Wald- und Zauneidechse

Sonnenanbeter

Waldeidechse (Axel M. Schulte)
Waldeidechse (Axel M. Schulte)

Gefährdete Minisaurier

Zaun- und Waldeidechse gehören zur Klasse der Reptilien und zur Familie der Echten Eidechsen (Lacertidae).
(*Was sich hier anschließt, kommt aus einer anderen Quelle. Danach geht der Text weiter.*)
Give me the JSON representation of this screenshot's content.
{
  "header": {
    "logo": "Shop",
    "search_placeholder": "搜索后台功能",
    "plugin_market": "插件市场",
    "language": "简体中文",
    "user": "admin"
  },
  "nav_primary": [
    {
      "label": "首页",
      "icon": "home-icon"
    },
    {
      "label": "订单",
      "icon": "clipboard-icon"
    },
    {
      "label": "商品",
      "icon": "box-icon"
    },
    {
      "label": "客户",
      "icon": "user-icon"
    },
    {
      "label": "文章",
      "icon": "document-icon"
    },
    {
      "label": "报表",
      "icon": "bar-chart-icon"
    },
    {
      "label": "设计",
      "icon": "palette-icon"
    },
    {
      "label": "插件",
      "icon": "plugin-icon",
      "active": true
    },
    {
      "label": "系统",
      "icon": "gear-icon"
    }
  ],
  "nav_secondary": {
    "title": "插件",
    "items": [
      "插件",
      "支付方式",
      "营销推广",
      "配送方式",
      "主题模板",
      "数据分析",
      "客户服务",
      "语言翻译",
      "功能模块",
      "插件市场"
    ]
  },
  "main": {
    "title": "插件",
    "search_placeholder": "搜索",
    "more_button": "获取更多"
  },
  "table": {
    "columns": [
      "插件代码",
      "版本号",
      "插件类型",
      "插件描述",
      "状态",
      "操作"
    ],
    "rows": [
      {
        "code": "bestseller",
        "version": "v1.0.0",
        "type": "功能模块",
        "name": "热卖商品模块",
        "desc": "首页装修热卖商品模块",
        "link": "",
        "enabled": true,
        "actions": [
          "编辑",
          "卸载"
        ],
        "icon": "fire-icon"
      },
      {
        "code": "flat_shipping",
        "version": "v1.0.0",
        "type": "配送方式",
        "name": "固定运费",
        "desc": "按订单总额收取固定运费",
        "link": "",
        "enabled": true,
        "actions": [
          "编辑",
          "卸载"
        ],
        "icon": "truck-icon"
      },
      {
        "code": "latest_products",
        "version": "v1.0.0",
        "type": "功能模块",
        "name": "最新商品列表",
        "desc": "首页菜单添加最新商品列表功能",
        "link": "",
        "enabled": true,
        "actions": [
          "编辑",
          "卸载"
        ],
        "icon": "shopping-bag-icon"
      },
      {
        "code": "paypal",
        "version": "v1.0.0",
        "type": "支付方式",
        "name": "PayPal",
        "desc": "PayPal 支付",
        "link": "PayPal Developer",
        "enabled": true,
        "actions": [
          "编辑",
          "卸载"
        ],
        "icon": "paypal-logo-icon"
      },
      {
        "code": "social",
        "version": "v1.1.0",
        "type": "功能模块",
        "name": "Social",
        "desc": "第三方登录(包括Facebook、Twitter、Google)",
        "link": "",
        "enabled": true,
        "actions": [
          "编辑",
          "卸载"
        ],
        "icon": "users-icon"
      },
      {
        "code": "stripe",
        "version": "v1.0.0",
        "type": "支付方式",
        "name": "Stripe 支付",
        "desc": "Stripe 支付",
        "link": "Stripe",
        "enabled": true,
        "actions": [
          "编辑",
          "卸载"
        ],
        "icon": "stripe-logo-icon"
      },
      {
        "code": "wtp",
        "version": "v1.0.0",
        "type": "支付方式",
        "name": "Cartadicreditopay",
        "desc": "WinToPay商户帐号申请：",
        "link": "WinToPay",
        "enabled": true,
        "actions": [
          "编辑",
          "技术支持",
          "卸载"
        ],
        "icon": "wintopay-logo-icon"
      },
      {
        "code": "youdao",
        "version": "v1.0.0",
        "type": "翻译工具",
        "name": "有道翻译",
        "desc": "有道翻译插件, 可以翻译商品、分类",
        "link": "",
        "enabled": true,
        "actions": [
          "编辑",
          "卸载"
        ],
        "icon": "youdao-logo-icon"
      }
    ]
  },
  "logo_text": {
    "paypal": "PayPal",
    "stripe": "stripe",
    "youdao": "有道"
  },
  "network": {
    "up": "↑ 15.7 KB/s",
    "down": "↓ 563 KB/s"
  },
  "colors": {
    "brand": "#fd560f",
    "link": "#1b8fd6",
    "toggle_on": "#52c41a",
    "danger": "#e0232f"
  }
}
Die Zauneidechse (Lacerta agilis) ist eine mittelgroße, gedrungene Eidechse mit einer Körperlänge von bis zu 24 cm. Sie ist auf der Oberseite gelbbraun, graubraun bis braun gefärbt und weist ein Fleckenmuster auf. Der Rücken hat seitlich einen hellen Streifen, der vom Kopf bis zum Schwanz reicht und teilweise unterbrochen ist. Zur Paarungszeit Ende März färben sich Kopf und Rumpf der Männchen intensiv grün. Nach der Paarung gräbt das Weibchen Röhren und legt dort 10 bis 15 Eier hinein. Die Jungen schlüpfen im August. Die Zauneidechse bewohnt offene Lebensräume, die aus vegetationsfreien und grasigen Flächen bestehen. In NRW gilt die Art als „stark gefährdet“, sie kommt in Südwestfalen eher im Tiefland vor.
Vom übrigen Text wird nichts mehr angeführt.